David Matthew Altshuler, Executive Vice President and Chief Scientific Officer, Vertex Pharmaceuticals, Inc.

Despite great progress in medical science much of human biology is not yet understood, and existing disease therapies are of limited benefit. These concepts are inexorably linked, as causal human disease biology is fundamental to discover and develop disease modifying therapy and eventual cures. Over the past 40 years human genetics has enabled connection of clinical phenotypes to molecular disease mechanisms, first for rare single gene disorders and more recently for common complex diseases.  These discoveries enable (a) generation and testing of mechanistic hypotheses, (b) improved prediction of disease risk and/or treatment response, and (c) identification of therapeutic targets.  Until recently, many such potential therapeutic targets were not “druggable” using existing technologies. I will discuss development of human genetics as a method to study human disease, to guide target selection for therapeutic discovery, and how advances in therapeutic technologies have expanded the ability to address causal factors in human disease. Elected in 2025, Altshuler represents Class VI’s section on Biomedical Sciences.

Thinking Different and Collective Intelligence

Scott E. Page, John Seely Brown Distinguished University Professor, University of Michigan

Human collective intelligence takes two forms. Additive collective intelligence arises when a team consistently outperform their best member at a given task exhibit Emergent collective intelligence arises when a collective possess a functionality not present in its members. Both forms require cognitive diversity. Diversity, though, is not sufficient. While arbitrary cogntive difference can produce better predictions, solutions, and ideas, the most effective groups leverage diversity that has been cultivated or had time to evolve within thoughtfully designed protocols and institutions. Elected in 2025, Page represents Class V’s section on Behavioral and Social Sciences.

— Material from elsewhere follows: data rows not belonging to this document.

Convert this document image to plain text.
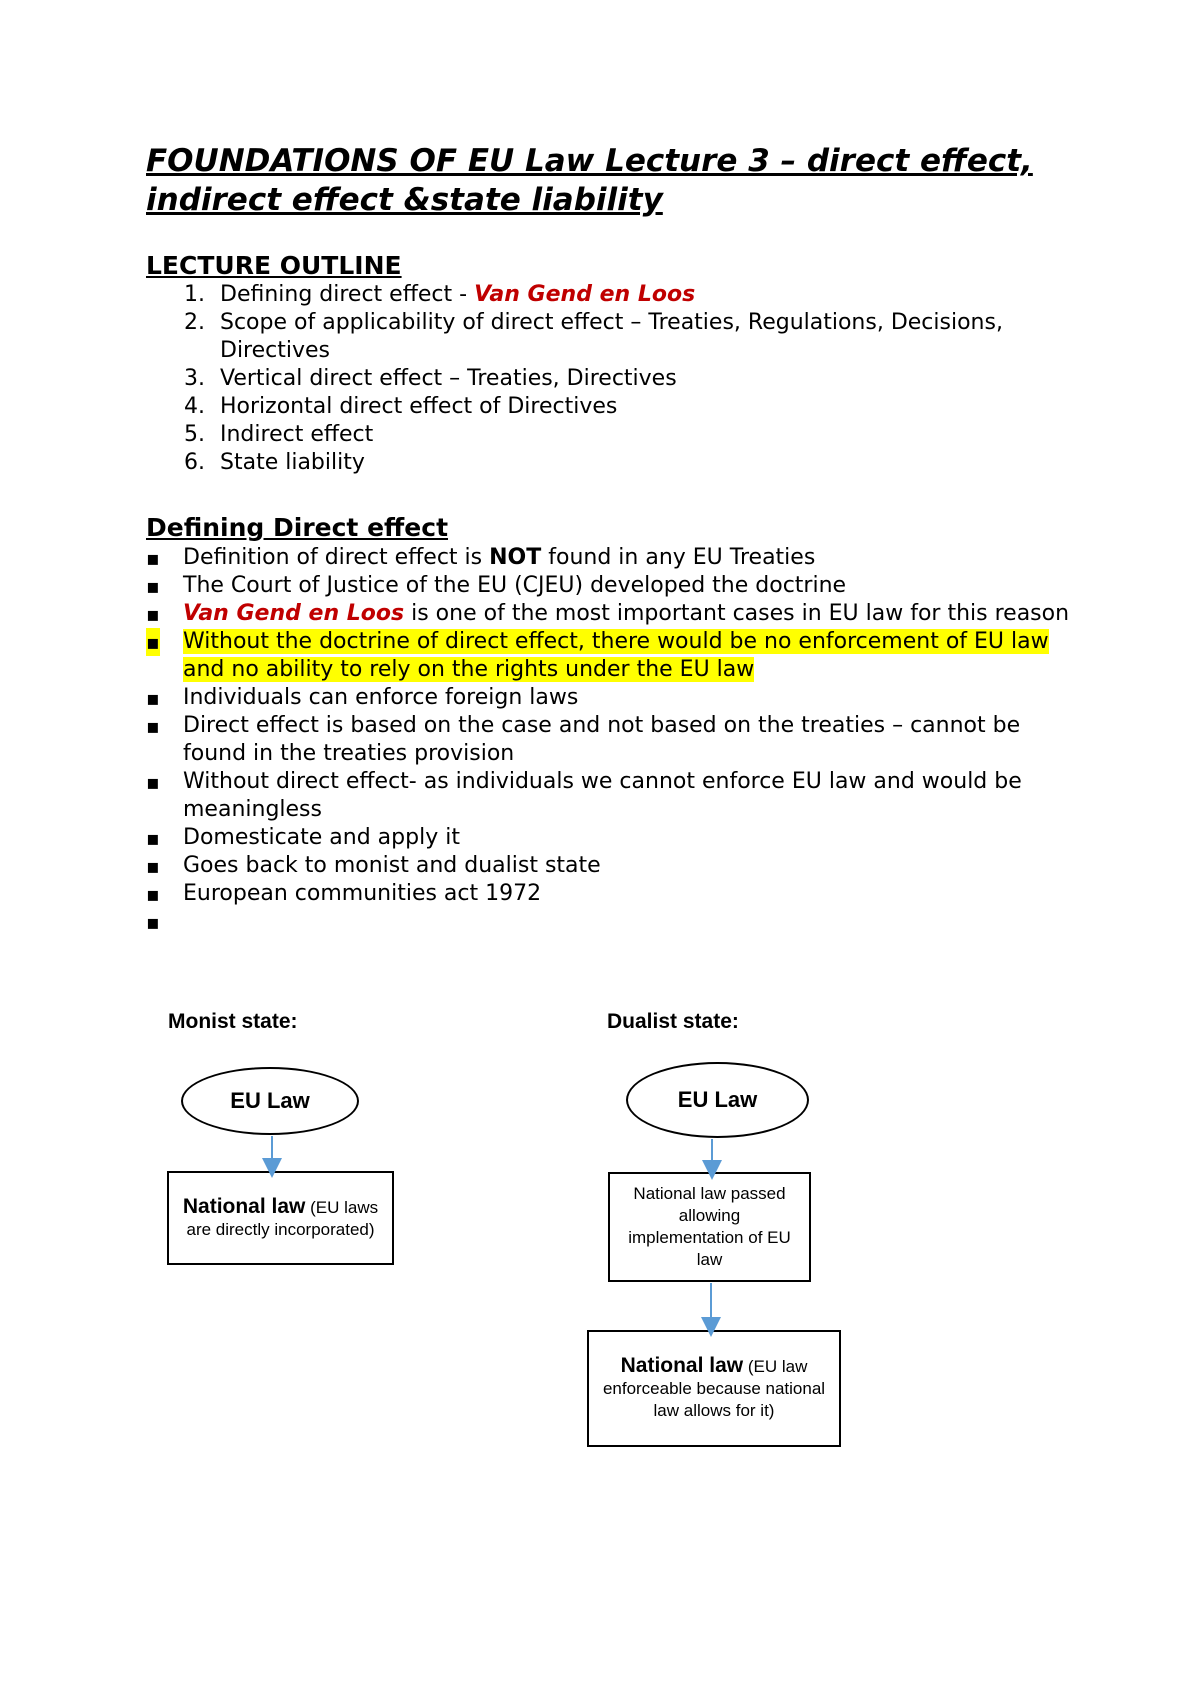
FOUNDATIONS OF EU Law Lecture 3 – direct effect, indirect effect &state liability
LECTURE OUTLINE
1. Defining direct effect - Van Gend en Loos
2. Scope of applicability of direct effect – Treaties, Regulations, Decisions, Directives
3. Vertical direct effect – Treaties, Directives
4. Horizontal direct effect of Directives
5. Indirect effect
6. State liability
Defining Direct effect
▪ Definition of direct effect is NOT found in any EU Treaties
▪ The Court of Justice of the EU (CJEU) developed the doctrine
▪ Van Gend en Loos is one of the most important cases in EU law for this reason
▪ Without the doctrine of direct effect, there would be no enforcement of EU law and no ability to rely on the rights under the EU law
▪ Individuals can enforce foreign laws
▪ Direct effect is based on the case and not based on the treaties – cannot be found in the treaties provision
▪ Without direct effect- as individuals we cannot enforce EU law and would be meaningless
▪ Domesticate and apply it
▪ Goes back to monist and dualist state
▪ European communities act 1972
▪

Monist state:

EU Law
National law (EU laws are directly incorporated)

Dualist state:

EU Law
National law passed allowing implementation of EU law
National law (EU law enforceable because national law allows for it)
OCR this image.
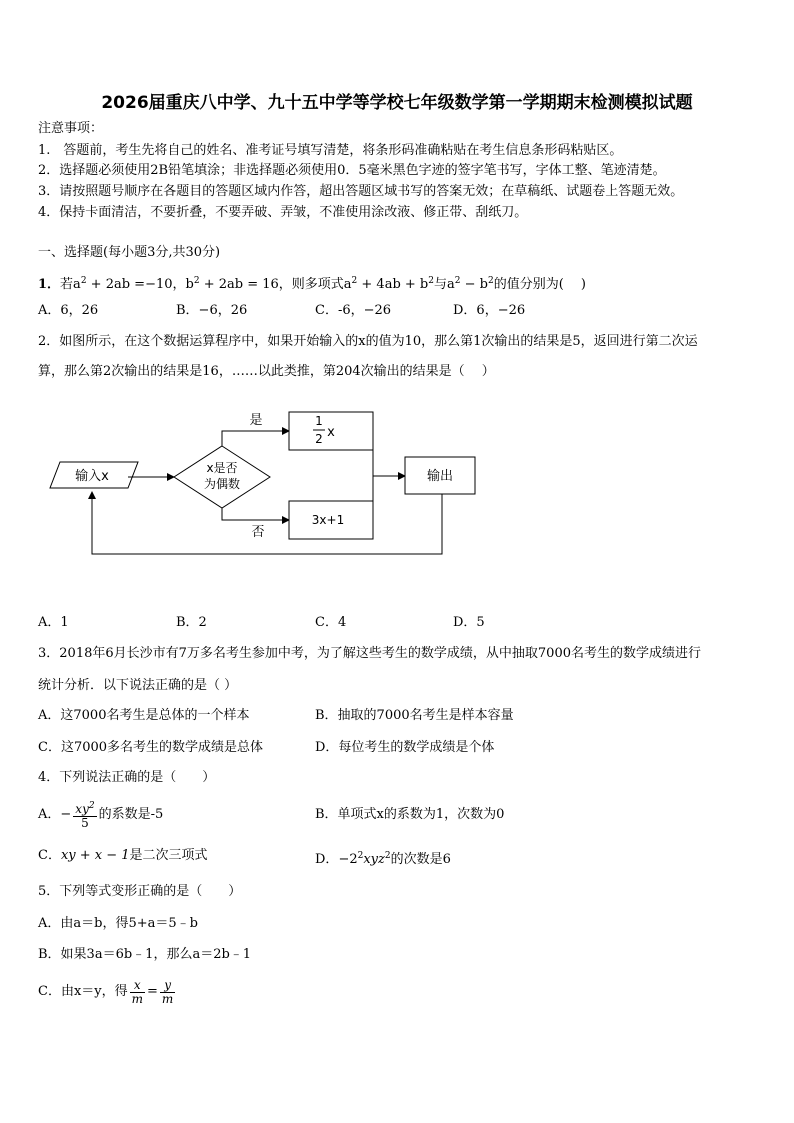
2026届重庆八中学、九十五中学等学校七年级数学第一学期期末检测模拟试题
注意事项：
1.　答题前，考生先将自己的姓名、准考证号填写清楚，将条形码准确粘贴在考生信息条形码粘贴区。
2．选择题必须使用2B铅笔填涂；非选择题必须使用0．5毫米黑色字迹的签字笔书写，字体工整、笔迹清楚。
3．请按照题号顺序在各题目的答题区域内作答，超出答题区域书写的答案无效；在草稿纸、试题卷上答题无效。
4．保持卡面清洁，不要折叠，不要弄破、弄皱，不准使用涂改液、修正带、刮纸刀。
一、选择题(每小题3分,共30分)
1．若$a^2 + 2ab =-10$，$b^2 + 2ab = 16$，则多项式$a^2 + 4ab + b^2$与$a^2 - b^2$的值分别为(　 )
A．6，26	B．−6，26	C．-6，−26	D．6，−26
2．如图所示，在这个数据运算程序中，如果开始输入的x的值为10，那么第1次输出的结果是5，返回进行第二次运
算，那么第2次输出的结果是16，……以此类推，第204次输出的结果是（　 ）
输入x
x是否
为偶数
是
否
1
2 x
3x+1
输出
A．1	B．2	C．4	D．5
3．2018年6月长沙市有7万多名考生参加中考，为了解这些考生的数学成绩，从中抽取7000名考生的数学成绩进行
统计分析．以下说法正确的是（ ）
A．这7000名考生是总体的一个样本	B．抽取的7000名考生是样本容量
C．这7000多名考生的数学成绩是总体	D．每位考生的数学成绩是个体
4．下列说法正确的是（　　）
A． − $\frac{xy^2}{5}$ 的系数是-5	B．单项式x的系数为1，次数为0
C．xy + x − 1是二次三项式	D．$-2^2xyz^2$的次数是6
5．下列等式变形正确的是（　　）
A．由a＝b，得5+a＝5﹣b
B．如果3a＝6b﹣1，那么a＝2b﹣1
C．由x＝y，得 $\frac{x}{m} = \frac{y}{m}$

The Hidden Language of Plants: How Genome Evolution Drives Chemical Diversity

C. Robin Buell, Georgia Research Alliance Eminent Scholar Chair in Crop Genomics, University of Georgia

Plants and their natural products have been harnessed by humans for millennia for their health promoting activities, insecticidal and anti-microbial activities, as well as fragrance and food additive properties. These natural products, or specialized metabolites, have diverse functions in plants as pollinator attractants, defense and signaling molecules, and components of cell walls. The sheer diversity of specialized metabolites in plants is attributable to the dynamics of gene and genome evolution which are catalysts of species diversification. The advent of genomics technologies has revolutionized the discovery of the genes encoding specialized metabolites revealing a myriad of genome features and evolutionary mechanisms that underlie extant chemodiversity. In my talk, I will highlight the vinca alkaloids of Madagascar periwinkle, currently used in the clinic as anti-cancer agents, and how the biosynthetic pathway has diverged resulting in alkaloid diversity between accessions, organs, and cell types. Elected in 2025, Buell represents Class VI’s section on Applied Biological, Agricultural, and Environmental Sciences.